The TDP's Nara Chandrababu Naidu paid the price for walking out of the National Democratic Alliance -- he had benefited from the Modi wave in 2014.

While he spent time trying to gather support against Narendra Damodardas Modi in Delhi, Lucknow and Kolkata, Yeduguri Sandinti Jaganmohan Reddy -- angry, since he had been ignored by Rahul and Sonia Gandhi after the death of his father, then Andhra Pradesh chief minister Dr Y S Rajasekhar Reddy in 2009 -- was steadily chipping away the TDP's base.

The leads for the Andhra Pradesh state election show the YSRC ahead in 147 seats and the TDP reduced to a minuscule 27.

In the Lok Sabha elections, Reddy's YSRC is leading in all 25 seats, which could make it the third largest party in the Lok Sabha after Rahul Gandhi's Indian National Congress.

 

Haradanahalli Doddegowda Deve Gowda, whose party the JD-S claims Karnataka as its stronghold, has been Modi-swept away. Will the precarious JD-S-Congress-led state government survive this tsunaMo? Only time will tell.

In neighbouring Telangana, K Chandrasekhar Rao's TRS -- which claimed a landside victory in the recent assembly election -- has been battered by the Modi wave. The state has 17 Lok Sabha seats, of which KCR was hoping to win at least 16. Instead, the TRS is leading in just 8.

In Tamil Nadu, Muthuvel Karunanidhi Stalin's DMK has allied with the Congress; the DMK is leading in 36 of the state's 39 Lok Sabha seats.

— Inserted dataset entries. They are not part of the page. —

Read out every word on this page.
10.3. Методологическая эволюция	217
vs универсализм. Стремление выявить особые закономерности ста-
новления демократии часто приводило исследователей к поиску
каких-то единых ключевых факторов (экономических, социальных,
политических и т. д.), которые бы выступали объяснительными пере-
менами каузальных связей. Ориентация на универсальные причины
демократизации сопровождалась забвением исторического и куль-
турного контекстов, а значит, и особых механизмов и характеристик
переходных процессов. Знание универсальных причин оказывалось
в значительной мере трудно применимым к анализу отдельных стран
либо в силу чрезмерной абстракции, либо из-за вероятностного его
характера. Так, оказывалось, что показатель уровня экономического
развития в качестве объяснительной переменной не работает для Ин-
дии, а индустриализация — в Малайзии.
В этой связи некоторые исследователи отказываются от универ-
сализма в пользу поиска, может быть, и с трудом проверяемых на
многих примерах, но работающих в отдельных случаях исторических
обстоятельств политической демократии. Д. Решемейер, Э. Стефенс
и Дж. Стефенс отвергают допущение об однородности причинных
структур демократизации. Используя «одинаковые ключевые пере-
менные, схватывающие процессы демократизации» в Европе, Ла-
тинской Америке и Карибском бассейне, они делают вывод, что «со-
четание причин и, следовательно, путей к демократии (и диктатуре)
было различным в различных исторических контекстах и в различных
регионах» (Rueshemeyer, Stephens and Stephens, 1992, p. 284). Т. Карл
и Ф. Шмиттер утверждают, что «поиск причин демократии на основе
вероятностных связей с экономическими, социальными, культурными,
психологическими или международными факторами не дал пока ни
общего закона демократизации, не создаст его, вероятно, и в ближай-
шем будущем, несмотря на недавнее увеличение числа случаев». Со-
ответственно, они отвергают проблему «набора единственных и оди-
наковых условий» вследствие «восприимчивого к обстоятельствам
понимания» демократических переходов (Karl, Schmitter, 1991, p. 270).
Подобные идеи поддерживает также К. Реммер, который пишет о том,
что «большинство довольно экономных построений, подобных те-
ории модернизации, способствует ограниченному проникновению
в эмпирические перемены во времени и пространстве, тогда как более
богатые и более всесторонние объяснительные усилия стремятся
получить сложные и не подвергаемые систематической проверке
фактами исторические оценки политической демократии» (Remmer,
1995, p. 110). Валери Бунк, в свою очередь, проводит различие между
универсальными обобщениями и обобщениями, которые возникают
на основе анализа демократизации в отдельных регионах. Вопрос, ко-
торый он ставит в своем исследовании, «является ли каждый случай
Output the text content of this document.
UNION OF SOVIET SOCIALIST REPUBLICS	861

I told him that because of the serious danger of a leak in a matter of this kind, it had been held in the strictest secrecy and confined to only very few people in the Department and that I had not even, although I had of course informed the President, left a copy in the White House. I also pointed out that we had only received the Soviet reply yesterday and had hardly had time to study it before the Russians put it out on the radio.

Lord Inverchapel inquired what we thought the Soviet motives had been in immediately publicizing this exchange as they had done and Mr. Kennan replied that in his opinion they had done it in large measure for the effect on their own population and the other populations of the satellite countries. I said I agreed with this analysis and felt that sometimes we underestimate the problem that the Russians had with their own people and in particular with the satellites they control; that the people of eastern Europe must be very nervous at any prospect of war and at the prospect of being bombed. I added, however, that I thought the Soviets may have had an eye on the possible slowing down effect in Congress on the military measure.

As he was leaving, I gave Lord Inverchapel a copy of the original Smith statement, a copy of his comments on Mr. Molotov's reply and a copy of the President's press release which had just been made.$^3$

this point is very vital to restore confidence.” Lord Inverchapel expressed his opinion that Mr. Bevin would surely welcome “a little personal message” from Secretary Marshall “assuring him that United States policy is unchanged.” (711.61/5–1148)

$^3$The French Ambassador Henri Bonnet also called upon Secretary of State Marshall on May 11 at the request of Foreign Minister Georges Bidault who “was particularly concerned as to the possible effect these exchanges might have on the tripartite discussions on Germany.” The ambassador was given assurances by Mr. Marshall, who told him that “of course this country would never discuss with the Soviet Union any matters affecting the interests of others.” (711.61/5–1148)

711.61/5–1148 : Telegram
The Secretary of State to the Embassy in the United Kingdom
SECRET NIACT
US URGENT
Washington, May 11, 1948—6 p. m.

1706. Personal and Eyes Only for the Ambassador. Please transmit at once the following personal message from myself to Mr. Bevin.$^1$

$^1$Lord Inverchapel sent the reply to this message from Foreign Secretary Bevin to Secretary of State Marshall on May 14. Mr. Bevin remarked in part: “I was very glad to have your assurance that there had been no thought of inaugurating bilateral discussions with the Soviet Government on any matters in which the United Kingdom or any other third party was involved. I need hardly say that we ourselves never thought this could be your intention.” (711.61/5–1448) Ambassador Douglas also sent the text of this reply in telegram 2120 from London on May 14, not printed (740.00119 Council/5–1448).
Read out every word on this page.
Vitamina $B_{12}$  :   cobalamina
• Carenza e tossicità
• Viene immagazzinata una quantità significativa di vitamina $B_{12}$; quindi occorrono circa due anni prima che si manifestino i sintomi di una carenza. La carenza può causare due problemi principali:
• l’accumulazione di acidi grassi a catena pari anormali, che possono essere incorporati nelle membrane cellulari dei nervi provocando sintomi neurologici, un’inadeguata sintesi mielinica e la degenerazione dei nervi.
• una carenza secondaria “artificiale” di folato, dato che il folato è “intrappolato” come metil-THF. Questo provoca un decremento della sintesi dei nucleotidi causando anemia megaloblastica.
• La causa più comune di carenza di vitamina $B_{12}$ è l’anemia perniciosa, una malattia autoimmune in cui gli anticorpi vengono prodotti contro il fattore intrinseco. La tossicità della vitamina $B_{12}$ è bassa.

The AIADMK is leading in just one.

Kerala has refused to look at the BJP, with 15 of the 20 seats looking like they will go to the Congress.

Even as Modi and Amit Anilchandra Shah celebrate their massive victory, they have not forgotten the south.

They will soon turn their attention to Tamil Nadu, which goes to the polls in 2020. Their aim is to wrest Tamil Nadu from the Dravidian parties, just like they did Tripura from the Left Front in 2018.

They may also woo Jagan Reddy, who is already saying he is willing to support anyone who will support Andhra's interests.

What is clear is that, in the next two years, they will lay the groundwork to ensure south India gives the BJP at least 50 of its 132 Lok Sabha seats in 2024.